Reality, as always, lies between these two extremes. No, we’re not going to live a new life in the metaverse; and yes, the metaverse has huge potential. It will soon be a virtual tool that first and foremost offers huge benefits in the real world, and especially great convenience for commerce, to the benefit of both consumers and retailers.

Exactly 40 years ago, Morris Holbrook and Elisabeth Hirschmann, professors at Columbia University and New York University, came up with experiential marketing. In particular, they introduced the role of emotions and experience (“the experience”) in buying mechanisms. Four decades later, it’s tempting to see the most successful embodiment of this “consumer experience” in the new tools of the metaverse.
Indeed, today anyone who buys online can evaluate products and services thanks to the information provided by the website that markets it and that of the manufacturer (this is called web 1.0), as well as verified comments from customers or various influencers ( this is Web 2.0). The metaverse will make it possible to evolve in a world of meaning in which everyone can evaluate for themselves, as close as possible to the real conditions of use, a product or a service.
You can fit a virtual shoe on your avatar that has been modeled with unprecedented precision, try out a new vehicle model or take an immersive tour of a hotel for your vacation and get an exact idea of ​​the surface of the rooms, their layout. All this without leaving the house.
In the metavers touch, taste or smell will not be asked (yet), but it will represent an improvement over traditional consumption: the demonstration car will not be immobile like at the dealer, it will be able to move, accelerate, change color . We can get an idea of ​​the interior space or its controls on a simulation that is almost life size. Admittedly, this virtual experience will never be worth the “real” test, but it allows you to prepare it, get a first idea or make a choice where too many options arise.

Towards a “perfect” remote shopping experience

Contrary to popular belief, the metavers will therefore not just be intangible, virtual objects possessed through NFTs. Of course, a few will buy virtual shoes to style their avatar. But this could remain marginal compared to the virtual fitting of clothes performed with a view to a purchase in the physical world. Few of us will buy virtual villas to settle in the metaverse, but many of us will make remote visits to choose our vacation spots, or before a real estate transaction.
Of course, there will still be failed attempts and trial and error before we get to a completed form of this hybrid reality. But the potential of this technology is immense; because what opens up here is a path to a “perfect” remote shopping experience. This will never replace shopping in a store, which is an irreplaceable experience. But we will get closer to perfection because we no longer have to go to a store to “try”; as we are no longer limited by the stock of colors and sizes available in a particular store; and because with one click we can come back as many times as needed.

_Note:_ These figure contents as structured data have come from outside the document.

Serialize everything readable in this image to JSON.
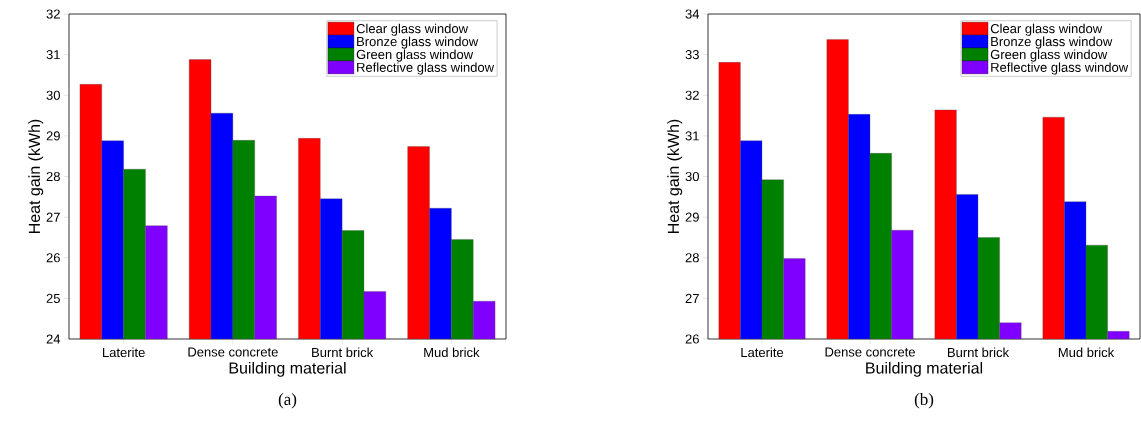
{
  "chart_data": [
    {
      "type": "bar",
      "xlabel": "Building material",
      "ylabel": "Heat gain (kWh)",
      "categories": [
        "Laterite",
        "Dense concrete",
        "Burnt brick",
        "Mud brick"
      ],
      "series": [
        {
          "name": "Clear glass window",
          "color": "#ff0000",
          "values": [
            30.27,
            30.88,
            28.94,
            28.74
          ]
        },
        {
          "name": "Bronze glass window",
          "color": "#0000ff",
          "values": [
            28.88,
            29.56,
            27.45,
            27.22
          ]
        },
        {
          "name": "Green glass window",
          "color": "#008000",
          "values": [
            28.18,
            28.89,
            26.67,
            26.45
          ]
        },
        {
          "name": "Reflective glass window",
          "color": "#8000ff",
          "values": [
            26.79,
            27.52,
            25.17,
            24.93
          ]
        }
      ],
      "ylim": [
        24,
        32
      ],
      "yticks": [
        24,
        25,
        26,
        27,
        28,
        29,
        30,
        31,
        32
      ],
      "legend": "top right",
      "annotations": [
        "(a)"
      ]
    },
    {
      "type": "bar",
      "xlabel": "Building material",
      "ylabel": "Heat gain (kWh)",
      "categories": [
        "Laterite",
        "Dense concrete",
        "Burnt brick",
        "Mud brick"
      ],
      "series": [
        {
          "name": "Clear glass window",
          "color": "#ff0000",
          "values": [
            32.81,
            33.37,
            31.64,
            31.46
          ]
        },
        {
          "name": "Bronze glass window",
          "color": "#0000ff",
          "values": [
            30.88,
            31.53,
            29.56,
            29.38
          ]
        },
        {
          "name": "Green glass window",
          "color": "#008000",
          "values": [
            29.92,
            30.57,
            28.5,
            28.31
          ]
        },
        {
          "name": "Reflective glass window",
          "color": "#8000ff",
          "values": [
            27.98,
            28.68,
            26.4,
            26.19
          ]
        }
      ],
      "ylim": [
        26,
        34
      ],
      "yticks": [
        26,
        27,
        28,
        29,
        30,
        31,
        32,
        33,
        34
      ],
      "legend": "top right",
      "annotations": [
        "(b)"
      ]
    }
  ]
}
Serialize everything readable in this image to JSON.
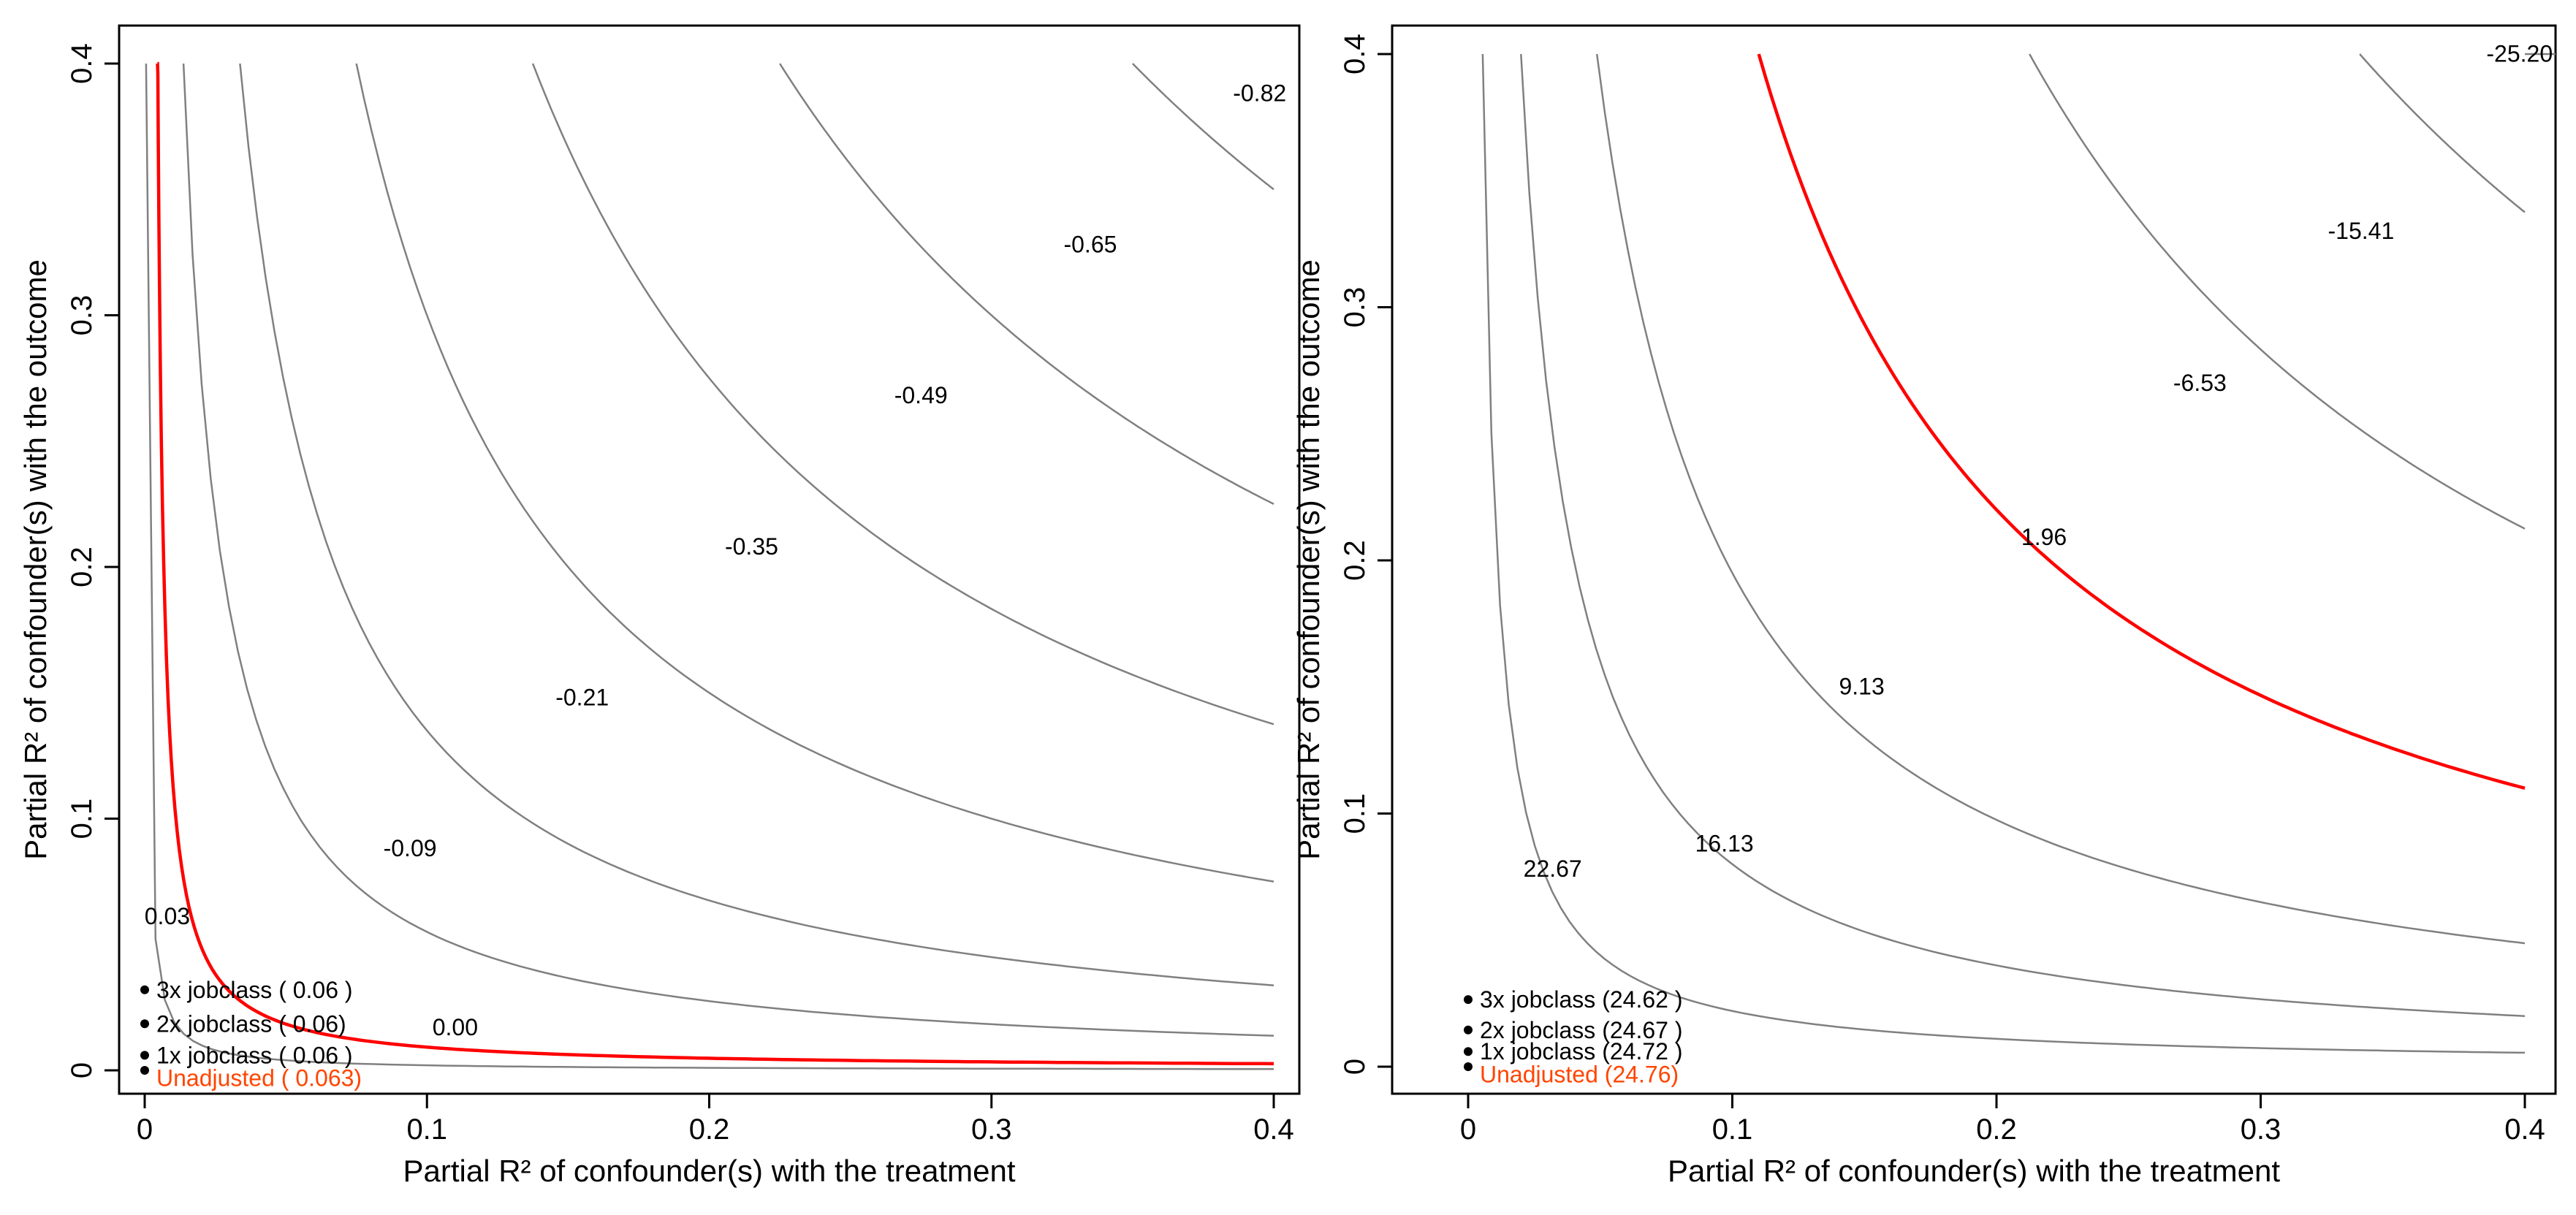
{
  "chart_data": [
    {
      "type": "contour",
      "xlabel": "Partial R² of confounder(s) with the treatment",
      "ylabel": "Partial R² of confounder(s) with the outcome",
      "xlim": [
        0,
        0.4
      ],
      "ylim": [
        0,
        0.4
      ],
      "xticks": [
        "0",
        "0.1",
        "0.2",
        "0.3",
        "0.4"
      ],
      "yticks": [
        "0",
        "0.1",
        "0.2",
        "0.3",
        "0.4"
      ],
      "contours": [
        {
          "level": "0.03",
          "k": 0.0002,
          "label_x": 0.008,
          "label_y": 0.058
        },
        {
          "level": "-0.09",
          "k": 0.0055,
          "label_x": 0.094,
          "label_y": 0.085
        },
        {
          "level": "-0.21",
          "k": 0.0135,
          "label_x": 0.155,
          "label_y": 0.145
        },
        {
          "level": "-0.35",
          "k": 0.03,
          "label_x": 0.215,
          "label_y": 0.205
        },
        {
          "level": "-0.49",
          "k": 0.055,
          "label_x": 0.275,
          "label_y": 0.265
        },
        {
          "level": "-0.65",
          "k": 0.09,
          "label_x": 0.335,
          "label_y": 0.325
        },
        {
          "level": "-0.82",
          "k": 0.14,
          "label_x": 0.395,
          "label_y": 0.385
        }
      ],
      "threshold": {
        "level": "0.00",
        "color": "#ff0000",
        "label_x": 0.11,
        "label_y": 0.014
      },
      "bounds": [
        {
          "label": "1x jobclass ( 0.06 )",
          "x": 0.0,
          "y": 0.006
        },
        {
          "label": "2x jobclass ( 0.06)",
          "x": 0.0,
          "y": 0.0185
        },
        {
          "label": "3x jobclass ( 0.06 )",
          "x": 0.0,
          "y": 0.032
        }
      ],
      "unadjusted": {
        "label": "Unadjusted ( 0.063)",
        "x": 0.0,
        "y": -0.003
      }
    },
    {
      "type": "contour",
      "xlabel": "Partial R² of confounder(s) with the treatment",
      "ylabel": "Partial R² of confounder(s) with the outcome",
      "xlim": [
        0,
        0.4
      ],
      "ylim": [
        0,
        0.4
      ],
      "xticks": [
        "0",
        "0.1",
        "0.2",
        "0.3",
        "0.4"
      ],
      "yticks": [
        "0",
        "0.1",
        "0.2",
        "0.3",
        "0.4"
      ],
      "contours": [
        {
          "level": "22.67",
          "k": 0.0022,
          "label_x": 0.032,
          "label_y": 0.075
        },
        {
          "level": "16.13",
          "k": 0.008,
          "label_x": 0.097,
          "label_y": 0.085
        },
        {
          "level": "9.13",
          "k": 0.0195,
          "label_x": 0.149,
          "label_y": 0.147
        },
        {
          "level": "-6.53",
          "k": 0.085,
          "label_x": 0.277,
          "label_y": 0.267
        },
        {
          "level": "-15.41",
          "k": 0.135,
          "label_x": 0.338,
          "label_y": 0.327
        },
        {
          "level": "-25.20",
          "k": 0.2,
          "label_x": 0.398,
          "label_y": 0.397
        }
      ],
      "threshold": {
        "level": "1.96",
        "color": "#ff0000",
        "k": 0.044,
        "label_x": 0.218,
        "label_y": 0.206
      },
      "bounds": [
        {
          "label": "1x jobclass (24.72 )",
          "x": 0.0,
          "y": 0.006
        },
        {
          "label": "2x jobclass (24.67 )",
          "x": 0.0,
          "y": 0.0145
        },
        {
          "label": "3x jobclass (24.62 )",
          "x": 0.0,
          "y": 0.0265
        }
      ],
      "unadjusted": {
        "label": "Unadjusted (24.76)",
        "x": 0.0,
        "y": -0.003
      }
    }
  ]
}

The precision of the fitting modeling, the immersive nature, the convenience, will enable safer purchasing decisions for the consumer. This will certainly result in a lower number of product returns, and therefore also in a lower carbon footprint. By allowing more reasoned, more informed consumption, the metaverse will also facilitate the marketing of second-hand or refurbished products. And that too is good for our planet.

So no fears or fantasies. Let’s enter the metaverse with enthusiasm!